Усиление интимизации общения совмещается с прикосновением к приметам времени - к мрачным, гнетущим его приметам. В стихотворении "Годовщину последнюю празднуй" память творит картину здесь и сейчас происходящего по образцу былого события, воображенное встает перед гладами как подлинное - как прогулка по ночному городу. Но подлинное не перестает быть призрачным ("и куда мы идем - не пойму"), и потому в описание бесцельного блуждания органично вписывается жутковатая подробность: "Из тюремного вынырнув бреда, / Фонари погребально горят". Слово "тюремный" заставляет вздрогнуть: на него падает густая тень от стихов о годах террора и гонений ("Одна на скамье подсудимых / Я скоро полвека сижу"). Здесь "тюремный бред" облучен состоянием героини, плененной фантазийным возвратом невозвратимо утраченного, и вместе с тем наваждение ожившей любви получает иную, социально-заостренную окраску. Единичный штрих, а весит он немало.

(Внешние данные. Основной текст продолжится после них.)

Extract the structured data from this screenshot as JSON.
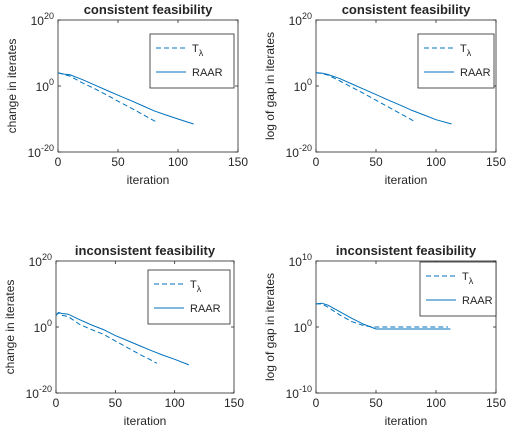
{
  "style": {
    "line_color": "#0072bd",
    "axis_color": "#262626",
    "background": "#ffffff"
  },
  "chart_data": [
    {
      "type": "line",
      "title": "consistent feasibility",
      "xlabel": "iteration",
      "ylabel": "change in iterates",
      "xlim": [
        0,
        150
      ],
      "yscale": "log",
      "ylim_exp": [
        -20,
        20
      ],
      "xticks": [
        "0",
        "50",
        "100",
        "150"
      ],
      "yticks": [
        {
          "base": "10",
          "exp": "20",
          "value_exp": 20
        },
        {
          "base": "10",
          "exp": "0",
          "value_exp": 0
        },
        {
          "base": "10",
          "exp": "-20",
          "value_exp": -20
        }
      ],
      "legend_position": "top-right",
      "series": [
        {
          "name": "T",
          "name_sub": "λ",
          "dash": "dashed",
          "x": [
            0,
            5,
            10,
            20,
            30,
            40,
            50,
            60,
            70,
            80,
            83
          ],
          "log10_y": [
            4.0,
            3.5,
            3.0,
            1.0,
            -0.7,
            -2.6,
            -4.6,
            -6.5,
            -8.5,
            -10.5,
            -11
          ]
        },
        {
          "name": "RAAR",
          "dash": "solid",
          "x": [
            0,
            5,
            10,
            20,
            30,
            40,
            50,
            60,
            70,
            80,
            90,
            100,
            113
          ],
          "log10_y": [
            4.0,
            3.6,
            3.4,
            2.0,
            0.4,
            -1.2,
            -2.8,
            -4.3,
            -5.9,
            -7.5,
            -8.8,
            -10.0,
            -11.5
          ]
        }
      ]
    },
    {
      "type": "line",
      "title": "consistent feasibility",
      "xlabel": "iteration",
      "ylabel": "log of gap in iterates",
      "xlim": [
        0,
        150
      ],
      "yscale": "log",
      "ylim_exp": [
        -20,
        20
      ],
      "xticks": [
        "0",
        "50",
        "100",
        "150"
      ],
      "yticks": [
        {
          "base": "10",
          "exp": "20",
          "value_exp": 20
        },
        {
          "base": "10",
          "exp": "0",
          "value_exp": 0
        },
        {
          "base": "10",
          "exp": "-20",
          "value_exp": -20
        }
      ],
      "legend_position": "top-right",
      "series": [
        {
          "name": "T",
          "name_sub": "λ",
          "dash": "dashed",
          "x": [
            0,
            5,
            10,
            20,
            30,
            40,
            50,
            60,
            70,
            80,
            83
          ],
          "log10_y": [
            4.0,
            3.8,
            3.3,
            1.5,
            -0.4,
            -2.3,
            -4.3,
            -6.3,
            -8.3,
            -10.3,
            -11
          ]
        },
        {
          "name": "RAAR",
          "dash": "solid",
          "x": [
            0,
            5,
            10,
            20,
            30,
            40,
            50,
            60,
            70,
            80,
            90,
            100,
            113
          ],
          "log10_y": [
            4.0,
            3.9,
            3.5,
            2.2,
            0.6,
            -1.0,
            -2.6,
            -4.2,
            -5.8,
            -7.4,
            -8.8,
            -10.2,
            -11.5
          ]
        }
      ]
    },
    {
      "type": "line",
      "title": "inconsistent feasibility",
      "xlabel": "iteration",
      "ylabel": "change in iterates",
      "xlim": [
        0,
        150
      ],
      "yscale": "log",
      "ylim_exp": [
        -20,
        20
      ],
      "xticks": [
        "0",
        "50",
        "100",
        "150"
      ],
      "yticks": [
        {
          "base": "10",
          "exp": "20",
          "value_exp": 20
        },
        {
          "base": "10",
          "exp": "0",
          "value_exp": 0
        },
        {
          "base": "10",
          "exp": "-20",
          "value_exp": -20
        }
      ],
      "legend_position": "top-right",
      "series": [
        {
          "name": "T",
          "name_sub": "λ",
          "dash": "dashed",
          "x": [
            0,
            2,
            5,
            10,
            20,
            30,
            40,
            50,
            60,
            70,
            80,
            85
          ],
          "log10_y": [
            3.5,
            4.3,
            3.5,
            3.2,
            0.8,
            -0.8,
            -2.2,
            -4.2,
            -6.2,
            -8.2,
            -10.0,
            -11
          ]
        },
        {
          "name": "RAAR",
          "dash": "solid",
          "x": [
            0,
            2,
            5,
            10,
            20,
            30,
            40,
            50,
            60,
            70,
            80,
            90,
            100,
            112
          ],
          "log10_y": [
            3.5,
            4.4,
            4.1,
            3.9,
            2.2,
            0.6,
            -0.8,
            -2.6,
            -4.1,
            -5.6,
            -7.1,
            -8.5,
            -9.8,
            -11.5
          ]
        }
      ]
    },
    {
      "type": "line",
      "title": "inconsistent feasibility",
      "xlabel": "iteration",
      "ylabel": "log of gap in iterates",
      "xlim": [
        0,
        150
      ],
      "yscale": "log",
      "ylim_exp": [
        -10,
        10
      ],
      "xticks": [
        "0",
        "50",
        "100",
        "150"
      ],
      "yticks": [
        {
          "base": "10",
          "exp": "10",
          "value_exp": 10
        },
        {
          "base": "10",
          "exp": "0",
          "value_exp": 0
        },
        {
          "base": "10",
          "exp": "-10",
          "value_exp": -10
        }
      ],
      "legend_position": "top-right",
      "series": [
        {
          "name": "T",
          "name_sub": "λ",
          "dash": "dashed",
          "x": [
            0,
            5,
            10,
            20,
            30,
            40,
            48,
            55,
            70,
            90,
            110
          ],
          "log10_y": [
            3.5,
            3.5,
            3.0,
            1.8,
            0.8,
            0.2,
            0.0,
            0.0,
            0.0,
            0.0,
            0.0
          ]
        },
        {
          "name": "RAAR",
          "dash": "solid",
          "x": [
            0,
            5,
            10,
            20,
            30,
            40,
            50,
            53,
            70,
            90,
            112
          ],
          "log10_y": [
            3.5,
            3.6,
            3.3,
            2.3,
            1.3,
            0.4,
            -0.3,
            -0.3,
            -0.3,
            -0.3,
            -0.3
          ]
        }
      ]
    }
  ]
}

Героиня поздних стихов часто говорит не от своего имени, а от имени своего поколения, осужденного идти по "страшному пути", что и придает ее индивидуальной судьбе эпохальную симптоматичность. Отражается это и на автопортретах, включаемых в течение воспоминаний; из "Разрыва" (2): "Нам, исступленным, горьким и надменным, / Не смеющим глаза поднять с земли"; из "Полночных стихов" (3): "Как вышедшие из тюрьмы, / Мы что-то знаем друг о друге / Ужасное"; из "Cinque"(5): "Под какими же звездными знаками / Мы на горе себе рождены?" Социально-трагическая нота слышится и при отделении "я" от "мы": "Прирученной и бескрылой / Я в доме твоем живу", "Я пью за разоренный дом", "навсегда опустошенный дом", "мой проклятый дом". Неуклонно "дом" вырастает в символ беды, горя, невозможно не припомнить финальную строку из седьмой части "Реквиема", озаглавленной "Приговор": "Светлый день и опустелый дом". Тут - голос матери, надолго разлученной с осужденным сыном, в интимных стихах - речь любящей женщины, потерявшей "своего Энея", но второе для читателя озвучено первым, пронизано им.

На детали сходятся реальность и мнимость - двойной хронотоп поздней ахматовской поэзии: "Живу, как в чужом, мне приснившемся доме, / Где, может быть, я умерла". Передается состояние, отсвечивающее и текущим временем, и временем сновидческих воспоминаний.

Примечания

1. А. Ахматова. Соч. в 2 т. М., 1986, т. 2, с. 237.

2. Б. Эйхенбаум. Анна Ахматова. Опыт анализа. Пг., 1923, с. 18.

3. А. Ахматова. Вечер. Спб, 1912, с. 8.

4. А. Блок, 1971, т. 5, с. 138.

5. Л. Чуковская. Записки об Анне Ахматовой. Книга I. 1938-1941. М., 1989, с. 109.

6. В. Пяст. Встречи. М., 1929, с. 254.

7. Об этических аспектах этой ситуации в снеге литературных параллелей см. О. Симченко. Тема памяти в творчестве Ахматовой. Известия АН СССР, серия ОЛЯ, 1985, № 6.